Zelenskyy akan bertemu dengan Presiden Biden di Gedung Putih pada hari Selasa ketika pemerintah meningkatkan tekanan pada Kongres untuk memberikan bantuan miliaran dolar lagi kepada Kiev dalam perangnya dengan Rusia. Kunjungan tersebut dimaksudkan “untuk menggarisbawahi komitmen teguh Amerika Serikat untuk mendukung rakyat Ukraina dalam membela diri melawan invasi brutal Rusia,” kata Gedung Putih dalam sebuah pernyataan pada Minggu. “Ketika Rusia meningkatkan serangan rudal dan drone terhadap Ukraina, para pemimpin akan membahas kebutuhan mendesak Ukraina dan pentingnya dukungan berkelanjutan Amerika Serikat pada saat kritis ini.”
Kantor Zelensky mengonfirmasi bahwa dia telah menerima undangan Biden. Ia juga diminta berbicara pada pertemuan seluruh senator.
Presiden Biden, kanan, bertemu dengan Presiden Ukraina Volodymyr Zelenskyy Kamis, 21 September 2023, di Ruang Oval Gedung Putih di Washington, DC (Foto AP/Evan Vucci, File)
DEPARTEMEN NEGARA MELALUI KONGRES UNTUK MEMBELI PENJUALAN Amunisi TANGKI KE ISRAEL: ‘PERLU UNTUK KEPENTINGAN NASIONAL AS’
Biden telah meminta Kongres untuk paket pendanaan masa perang senilai $110 miliar untuk Ukraina ($61,4 miliar) dan Israel, serta prioritas keamanan nasional lainnya, namun permintaan tersebut terperosok dalam perdebatan mengenai kebijakan imigrasi AS dan keamanan perbatasan. Kongres telah mengalokasikan $111 miliar untuk membantu Ukraina, dan direktur anggaran Biden, Shalanda Young, mengatakan dalam suratnya kepada para pemimpin DPR dan Senat pekan lalu bahwa dana AS untuk mengirim senjata dan bantuan ke Ukraina akan habis pada akhir tahun ini, yang akan “membuat Ukraina bertekuk lutut” di medan perang.
“Sudah waktunya untuk membuat kesepakatan yang disetujui kedua belah pihak,” kata Young, Minggu.

Presiden Biden dan Presiden Ukraina Volodymyr Zelensky berpartisipasi dalam pertemuan bilateral di Ruang Timur Gedung Putih pada 21 September 2023. (Drew Angerer/Getty Images)

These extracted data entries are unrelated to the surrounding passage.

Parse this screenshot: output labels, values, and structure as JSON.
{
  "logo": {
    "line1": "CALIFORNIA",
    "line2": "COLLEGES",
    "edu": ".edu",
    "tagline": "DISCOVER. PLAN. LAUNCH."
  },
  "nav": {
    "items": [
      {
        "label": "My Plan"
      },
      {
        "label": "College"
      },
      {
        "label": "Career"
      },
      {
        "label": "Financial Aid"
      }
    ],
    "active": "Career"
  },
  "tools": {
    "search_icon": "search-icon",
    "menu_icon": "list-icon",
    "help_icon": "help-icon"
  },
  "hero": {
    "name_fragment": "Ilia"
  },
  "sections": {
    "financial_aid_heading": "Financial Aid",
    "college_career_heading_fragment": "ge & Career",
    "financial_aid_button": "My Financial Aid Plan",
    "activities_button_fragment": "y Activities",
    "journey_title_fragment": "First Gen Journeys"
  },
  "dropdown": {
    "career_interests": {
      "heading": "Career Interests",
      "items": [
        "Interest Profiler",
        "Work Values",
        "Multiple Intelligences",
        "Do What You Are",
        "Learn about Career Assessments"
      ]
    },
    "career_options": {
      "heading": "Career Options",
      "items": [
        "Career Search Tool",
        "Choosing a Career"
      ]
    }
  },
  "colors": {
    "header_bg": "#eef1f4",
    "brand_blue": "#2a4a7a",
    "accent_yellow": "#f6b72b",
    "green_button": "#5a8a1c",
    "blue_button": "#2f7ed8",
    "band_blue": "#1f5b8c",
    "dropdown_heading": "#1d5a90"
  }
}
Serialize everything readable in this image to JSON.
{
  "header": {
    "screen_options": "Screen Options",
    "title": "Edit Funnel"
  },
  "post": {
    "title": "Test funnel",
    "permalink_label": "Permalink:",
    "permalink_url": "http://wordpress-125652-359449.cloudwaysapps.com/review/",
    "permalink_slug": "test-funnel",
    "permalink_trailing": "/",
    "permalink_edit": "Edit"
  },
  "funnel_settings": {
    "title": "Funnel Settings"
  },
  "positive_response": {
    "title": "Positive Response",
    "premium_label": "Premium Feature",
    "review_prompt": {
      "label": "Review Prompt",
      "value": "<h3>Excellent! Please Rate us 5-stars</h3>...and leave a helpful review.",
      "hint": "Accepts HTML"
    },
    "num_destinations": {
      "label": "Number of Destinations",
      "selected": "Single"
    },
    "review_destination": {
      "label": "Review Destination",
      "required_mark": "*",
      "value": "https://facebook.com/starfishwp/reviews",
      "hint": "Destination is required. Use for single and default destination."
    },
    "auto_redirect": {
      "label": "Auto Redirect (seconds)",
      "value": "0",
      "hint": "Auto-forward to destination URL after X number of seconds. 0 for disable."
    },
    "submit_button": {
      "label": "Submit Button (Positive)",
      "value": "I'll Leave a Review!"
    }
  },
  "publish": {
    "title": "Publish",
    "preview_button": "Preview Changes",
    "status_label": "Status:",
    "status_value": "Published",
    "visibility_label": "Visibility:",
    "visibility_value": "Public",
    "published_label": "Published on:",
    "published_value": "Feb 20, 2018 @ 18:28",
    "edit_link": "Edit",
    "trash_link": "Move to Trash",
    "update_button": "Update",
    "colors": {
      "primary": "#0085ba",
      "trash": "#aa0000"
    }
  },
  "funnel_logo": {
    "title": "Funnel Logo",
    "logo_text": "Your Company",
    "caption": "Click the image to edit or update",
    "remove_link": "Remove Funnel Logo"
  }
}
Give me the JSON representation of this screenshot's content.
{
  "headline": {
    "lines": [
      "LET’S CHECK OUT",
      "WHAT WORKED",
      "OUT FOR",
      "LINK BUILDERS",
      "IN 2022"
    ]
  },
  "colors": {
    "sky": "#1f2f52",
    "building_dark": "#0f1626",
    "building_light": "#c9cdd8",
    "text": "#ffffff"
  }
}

KLIK DI SINI UNTUK MENDAPATKAN APLIKASI FOX NEWS
Taruhannya sangat tinggi bagi Ukraina, kata Menteri Luar Negeri Antony Blinken dalam dua wawancara TV pada hari Minggu, mengingat “kami kekurangan dana” untuk Ukraina. “Ini saatnya untuk benar-benar bertindak, karena jika tidak, kita tahu apa yang akan terjadi. Putin akan bisa bergerak maju tanpa mendapat hukuman dan kita tahu dia tidak akan berhenti di Ukraina.”
Associated Press berkontribusi pada laporan ini.